Refinitiv—which provides financial market data news—notes that cross-border theft represents a significant financial crime risk perpetrated by individuals seeking to exploit weaknesses in the PPP loan process. Such theft is also committed by foreign-based criminals.

The process is similar to U.S. persons applying for a PPP loan. Under this scenario, foreign-based criminals fraudulently submit PPP loan applications to the SBA and financial lending institutions. These foreign criminals generally pose as genuine U.S. business owners after illicitly obtaining personally identifying information (“PII”) and stealing the identities of U.S. business owners. While the financial lending institutions are permitted to rely on the certifications made in the PPP loan application, they are also required to make a good faith review that the information therein is valid.

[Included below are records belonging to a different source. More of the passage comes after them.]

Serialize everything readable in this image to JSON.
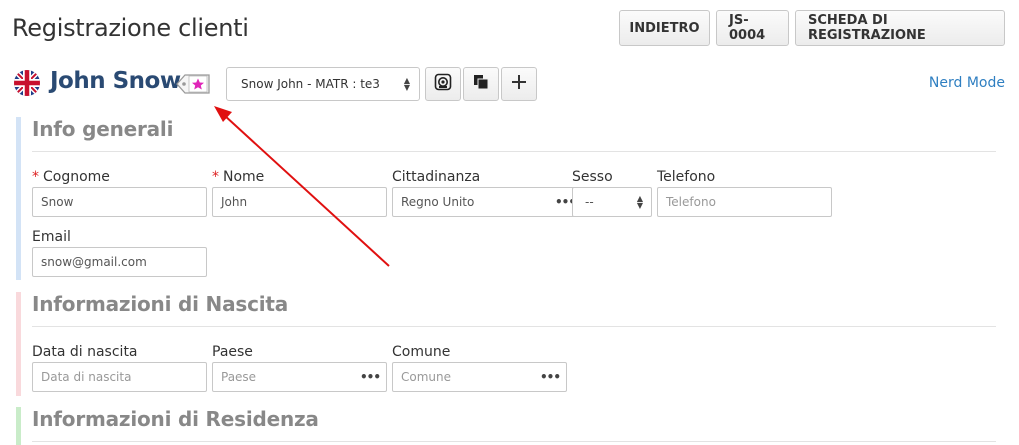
{
  "header": {
    "title": "Registrazione clienti",
    "buttons": {
      "back": "INDIETRO",
      "code": "JS-0004",
      "registration_sheet": "SCHEDA DI REGISTRAZIONE"
    }
  },
  "patient": {
    "flag_icon": "uk-flag-icon",
    "name": "John Snow",
    "tag_icon": "star-tag-icon",
    "selector_value": "Snow John - MATR : te3",
    "actions": [
      "camera-icon",
      "copy-icon",
      "plus-icon"
    ]
  },
  "nerd_mode": "Nerd Mode",
  "sections": {
    "info": {
      "title": "Info generali",
      "accent": "#cfe0f5",
      "fields": {
        "surname": {
          "required": "*",
          "label": "Cognome",
          "value": "Snow"
        },
        "name": {
          "required": "*",
          "label": "Nome",
          "value": "John"
        },
        "citizenship": {
          "label": "Cittadinanza",
          "value": "Regno Unito"
        },
        "sex": {
          "label": "Sesso",
          "value": "--"
        },
        "phone": {
          "label": "Telefono",
          "placeholder": "Telefono"
        },
        "email": {
          "label": "Email",
          "value": "snow@gmail.com"
        }
      }
    },
    "birth": {
      "title": "Informazioni di Nascita",
      "accent": "#f8d7da",
      "fields": {
        "birth_date": {
          "label": "Data di nascita",
          "placeholder": "Data di nascita"
        },
        "country": {
          "label": "Paese",
          "placeholder": "Paese"
        },
        "city": {
          "label": "Comune",
          "placeholder": "Comune"
        }
      }
    },
    "residence": {
      "title": "Informazioni di Residenza",
      "accent": "#c8ebc8"
    }
  },
  "annotation": {
    "arrow_color": "#e01010"
  }
}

However, spotting a fake application can be complex, especially when the financial lending institutions maintain poor anti-laundering standards to detect and prevent fraud. Once the foreign-based criminals receive the PPP loan proceeds, they quickly transfer the funds overseas. This gives law enforcement agencies a double whammy in investigating PPP loan fraud: not only are the perpetrators based in a foreign jurisdiction but the fruits of their fraudulent activities—the stolen PPP loan proceeds—have also been transferred abroad.

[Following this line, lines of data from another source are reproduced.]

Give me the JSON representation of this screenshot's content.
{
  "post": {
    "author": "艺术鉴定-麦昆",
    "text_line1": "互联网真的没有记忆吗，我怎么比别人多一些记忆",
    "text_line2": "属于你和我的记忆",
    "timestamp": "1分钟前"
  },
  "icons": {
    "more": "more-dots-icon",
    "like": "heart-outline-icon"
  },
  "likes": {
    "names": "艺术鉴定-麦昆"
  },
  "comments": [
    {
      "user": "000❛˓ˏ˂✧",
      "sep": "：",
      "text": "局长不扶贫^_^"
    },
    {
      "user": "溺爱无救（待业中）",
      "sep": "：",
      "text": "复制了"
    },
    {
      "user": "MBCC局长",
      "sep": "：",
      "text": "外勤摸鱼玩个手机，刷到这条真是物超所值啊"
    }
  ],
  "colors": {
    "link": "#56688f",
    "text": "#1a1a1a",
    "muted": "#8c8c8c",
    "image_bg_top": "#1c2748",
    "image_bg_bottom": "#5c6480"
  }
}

"With the limited federal and bank oversight of PPP loan applications, the risk of foreign entities fraudulently obtaining funds under the program is fairly high. Once a bank issues a loan to a foreign entity and that entity transfers the funds overseas, the likelihood of those funds being recovered drops significantly," - Dr. Nick Oberheiden of Oberheiden P.C.

Similarly, in recent years many Medicare fraud cases have involved foreign actors and foreign bank accounts. For example, overseas call centers may be used to call senior citizens and offer them free medical supplies or equipment. Once the foreign actors have the person’s Medicare information, they sell it to unscrupulous doctors who write a prescription for the supplies and send the bill to Medicare. Meanwhile, the portion of the funds that was paid as a kickback to the overseas company is quickly moved through shell companies to a bank account that may be beyond the government’s reach.

Conclusion

Despite the seeming benefits of the Paycheck Protection Program for businesses, the potential for fraud in connection with PPP loan payments is becoming a grave concern for law enforcement agencies. Instances of PPP loan application fraud and misuse of loan proceeds are on a steady rise and demonstrate that there is more than one weakness in the program.

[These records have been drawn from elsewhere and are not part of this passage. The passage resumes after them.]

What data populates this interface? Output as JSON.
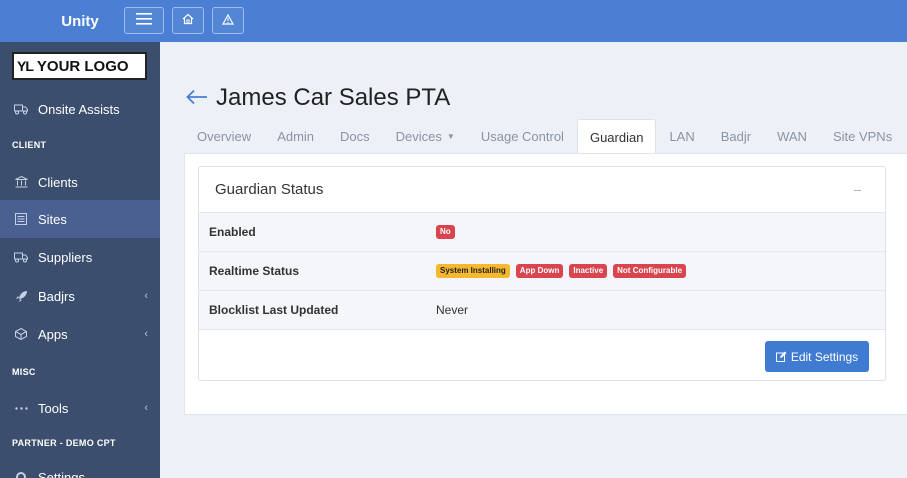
{
  "app": {
    "brand": "Unity"
  },
  "logo": {
    "mark": "YL",
    "text": "YOUR LOGO"
  },
  "sidebar": {
    "items": [
      {
        "label": "Onsite Assists",
        "icon": "truck-icon"
      },
      {
        "label": "Clients",
        "icon": "bank-icon"
      },
      {
        "label": "Sites",
        "icon": "list-icon",
        "active": true
      },
      {
        "label": "Suppliers",
        "icon": "truck-icon"
      },
      {
        "label": "Badjrs",
        "icon": "rocket-icon",
        "chevron": "‹"
      },
      {
        "label": "Apps",
        "icon": "cube-icon",
        "chevron": "‹"
      },
      {
        "label": "Tools",
        "icon": "dots-icon",
        "chevron": "‹"
      }
    ],
    "sections": [
      "CLIENT",
      "MISC",
      "PARTNER - DEMO CPT"
    ],
    "cut_item": "Settings"
  },
  "page": {
    "title": "James Car Sales PTA"
  },
  "tabs": [
    {
      "label": "Overview"
    },
    {
      "label": "Admin"
    },
    {
      "label": "Docs"
    },
    {
      "label": "Devices",
      "dropdown": true
    },
    {
      "label": "Usage Control"
    },
    {
      "label": "Guardian",
      "active": true
    },
    {
      "label": "LAN"
    },
    {
      "label": "Badjr"
    },
    {
      "label": "WAN"
    },
    {
      "label": "Site VPNs"
    }
  ],
  "card": {
    "title": "Guardian Status",
    "collapse": "–",
    "rows": [
      {
        "label": "Enabled",
        "badges": [
          {
            "text": "No",
            "color": "#d9454e"
          }
        ]
      },
      {
        "label": "Realtime Status",
        "badges": [
          {
            "text": "System Installing",
            "color": "#f5b82e"
          },
          {
            "text": "App Down",
            "color": "#d9454e"
          },
          {
            "text": "Inactive",
            "color": "#d9454e"
          },
          {
            "text": "Not Configurable",
            "color": "#d9454e"
          }
        ]
      },
      {
        "label": "Blocklist Last Updated",
        "value": "Never"
      }
    ],
    "edit_button": "Edit Settings"
  },
  "colors": {
    "topbar": "#4a7fd4",
    "sidebar": "#3c4e6e",
    "primary": "#3f7bd0",
    "danger": "#d9454e",
    "warning": "#f5b82e"
  }
}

In addition to the possibility that individuals may fraudulently obtain a PPP loan and then transfer the funds to their personal accounts for prohibited purposes, there is also the less-addressed situation of individuals transferring their PPP loan proceeds overseas. In fact, this problem has been present for years in similar fraud schemes involving different federal programs, including Medicare.

While the transfer to foreign bank accounts represents an attractive option due to foreign secrecy policies, detecting the resulting fraud will continue to be a challenge for U.S. law enforcement agencies due to the difficulty in recovering the funds and increase in foreign-based criminals exploiting the PPP loan process. More PPP fraud and concealment are expected.

DISCLAIMER: Because of the generality of this update, the information provided herein may not be applicable in all situations and should not be acted upon without specific legal advice based on particular situations.